O bien puede que uno lo exprese con mayor sutileza: “Bien, esto es demasiado difícil, no es para mí”. En tal caso se habrá bloqueado usted mismo, habrá cesado ya de inquirir y de nada le servirá seguir adelante. O también puede que diga: “Veo la necesidad de un cambio interno fundamental en mí mismo, ¿pero cómo voy a producirlo?

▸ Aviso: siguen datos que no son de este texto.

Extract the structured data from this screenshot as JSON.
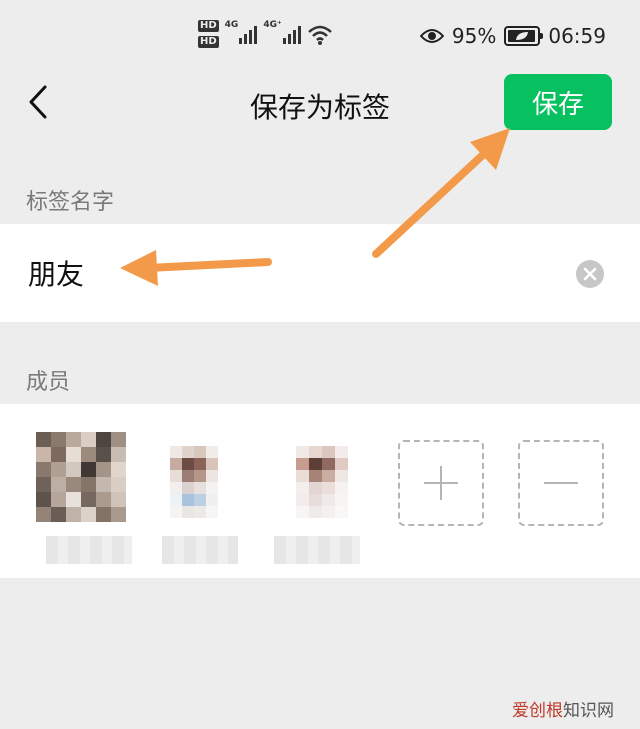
{
  "status_bar": {
    "hd1": "HD",
    "hd2": "HD",
    "net1": "4G",
    "net2": "4G⁺",
    "battery_percent": "95%",
    "battery_level": 0.95,
    "time": "06:59",
    "icons": [
      "signal-icon",
      "wifi-icon",
      "eye-icon",
      "battery-icon"
    ]
  },
  "nav": {
    "back_icon": "chevron-left-icon",
    "title": "保存为标签",
    "save_label": "保存"
  },
  "tag_name": {
    "section_label": "标签名字",
    "value": "朋友",
    "clear_icon": "clear-circle-icon"
  },
  "members": {
    "section_label": "成员",
    "items": [
      {
        "avatar": "blurred-avatar"
      },
      {
        "avatar": "blurred-avatar"
      },
      {
        "avatar": "blurred-avatar"
      }
    ],
    "add_icon": "plus-icon",
    "remove_icon": "minus-icon"
  },
  "watermark": {
    "brand": "爱创根",
    "suffix": "知识网"
  },
  "colors": {
    "accent": "#07c160",
    "annotation_arrow": "#f29a4a",
    "background": "#ededed"
  }
}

Por favor, muéstreme el camino, ayúdeme a alcanzarlo”. Si usted dice eso, entonces, lo que le interesa no es el cambio en sí, no está realmente interesado en una revolución fundamental; está simplemente buscando un método, un sistema para producir el cambio.

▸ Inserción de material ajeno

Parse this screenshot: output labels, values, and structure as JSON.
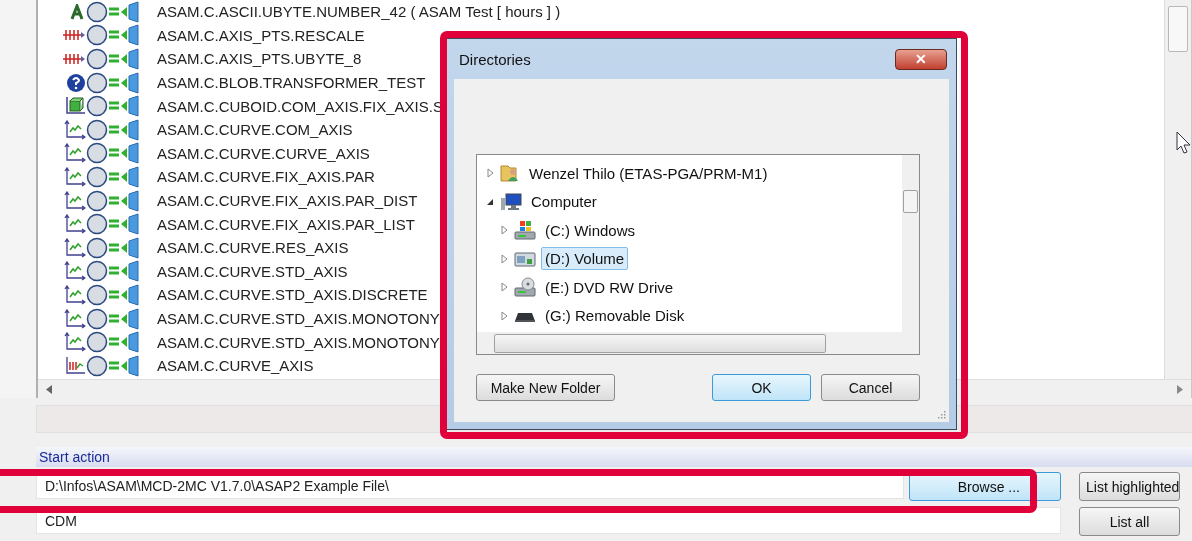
{
  "list": {
    "rows": [
      {
        "kind": "ascii",
        "name": "ASAM.C.ASCII.UBYTE.NUMBER_42 ( ASAM Test [ hours ] )"
      },
      {
        "kind": "axis_pts",
        "name": "ASAM.C.AXIS_PTS.RESCALE"
      },
      {
        "kind": "axis_pts",
        "name": "ASAM.C.AXIS_PTS.UBYTE_8"
      },
      {
        "kind": "blob",
        "name": "ASAM.C.BLOB.TRANSFORMER_TEST"
      },
      {
        "kind": "cuboid",
        "name": "ASAM.C.CUBOID.COM_AXIS.FIX_AXIS.S"
      },
      {
        "kind": "curve",
        "name": "ASAM.C.CURVE.COM_AXIS"
      },
      {
        "kind": "curve",
        "name": "ASAM.C.CURVE.CURVE_AXIS"
      },
      {
        "kind": "curve",
        "name": "ASAM.C.CURVE.FIX_AXIS.PAR"
      },
      {
        "kind": "curve",
        "name": "ASAM.C.CURVE.FIX_AXIS.PAR_DIST"
      },
      {
        "kind": "curve",
        "name": "ASAM.C.CURVE.FIX_AXIS.PAR_LIST"
      },
      {
        "kind": "curve",
        "name": "ASAM.C.CURVE.RES_AXIS"
      },
      {
        "kind": "curve",
        "name": "ASAM.C.CURVE.STD_AXIS"
      },
      {
        "kind": "curve",
        "name": "ASAM.C.CURVE.STD_AXIS.DISCRETE"
      },
      {
        "kind": "curve",
        "name": "ASAM.C.CURVE.STD_AXIS.MONOTONY"
      },
      {
        "kind": "curve",
        "name": "ASAM.C.CURVE.STD_AXIS.MONOTONY"
      },
      {
        "kind": "curve_axis",
        "name": "ASAM.C.CURVE_AXIS"
      }
    ]
  },
  "dialog": {
    "title": "Directories",
    "close": "✕",
    "tree": [
      {
        "label": "Wenzel Thilo (ETAS-PGA/PRM-M1)",
        "kind": "user_folder",
        "expanded": false,
        "selected": false
      },
      {
        "label": "Computer",
        "kind": "computer",
        "expanded": true,
        "selected": false,
        "children": [
          {
            "label": "(C:) Windows",
            "kind": "system_drive",
            "expanded": false,
            "selected": false
          },
          {
            "label": "(D:) Volume",
            "kind": "volume",
            "expanded": false,
            "selected": true
          },
          {
            "label": "(E:) DVD RW Drive",
            "kind": "dvd",
            "expanded": false,
            "selected": false
          },
          {
            "label": "(G:) Removable Disk",
            "kind": "removable",
            "expanded": false,
            "selected": false
          }
        ]
      }
    ],
    "buttons": [
      {
        "label": "Make New Folder",
        "default": false
      },
      {
        "label": "OK",
        "default": true
      },
      {
        "label": "Cancel",
        "default": false
      }
    ]
  },
  "start_action": {
    "heading": "Start action",
    "path": "D:\\Infos\\ASAM\\MCD-2MC V1.7.0\\ASAP2 Example File\\",
    "browse": "Browse ...",
    "list_highlighted": "List highlighted",
    "format": "CDM",
    "list_all": "List all"
  }
}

Si yo fuera lo bastante insensato para darle un sistema y usted fuera tan insensato para seguirlo, sólo estaría copiando, imitando, sometiéndose, aceptando. Al hacer esto ha establecido en sí mismo como patrón la autoridad de otro, y de ahí el conflicto que usted tiene con esa autoridad. Usted se siente obligado a hacer tal y tal cosa, porque se le ha dicho que lo haga y, sin embargo, no puede. Usted tiene sus peculiares inclinaciones, tendencias y presiones, las cuales se hallan en conflicto con el sistema que cree que debe seguir y, por lo tanto, está en contradicción. Así llevará usted una doble vida entre la ideología del sistema y la realidad de su existencia diaria. Al tratar de ajustarse a la ideología, reprime su ser; sin embargo, lo realmente verdadero no es la ideología, sino lo que usted es. Si trata de estudiarse en conformidad con las ideas de otro, siempre seguirá siendo un ser humano de segunda mano.
Un hombre que dice: “Deseo cambiar, dígame cómo”, parece muy fervoroso, muy serio, pero no lo es. Confía en que una autoridad ponga orden en sí mismo. Pero ¿acaso puede una autoridad producir orden interno? El orden que se impone desde fuera siempre engendrará desorden. Usted puede ver esta verdad intelectualmente, ¿pero puede aplicarla en efecto de manera que su mente ya no busque proyectar ninguna autoridad: la del libro, del maestro, de la esposa o esposo, del padre, del amigo o de la sociedad? Como invariablemente hemos actuado dentro del patrón de una fórmula, la fórmula se convierte en ideología y autoridad, pero tan pronto vemos de hecho que la pregunta “cómo puedo cambiar” se constituye en una nueva autoridad, terminamos con la autoridad para siempre.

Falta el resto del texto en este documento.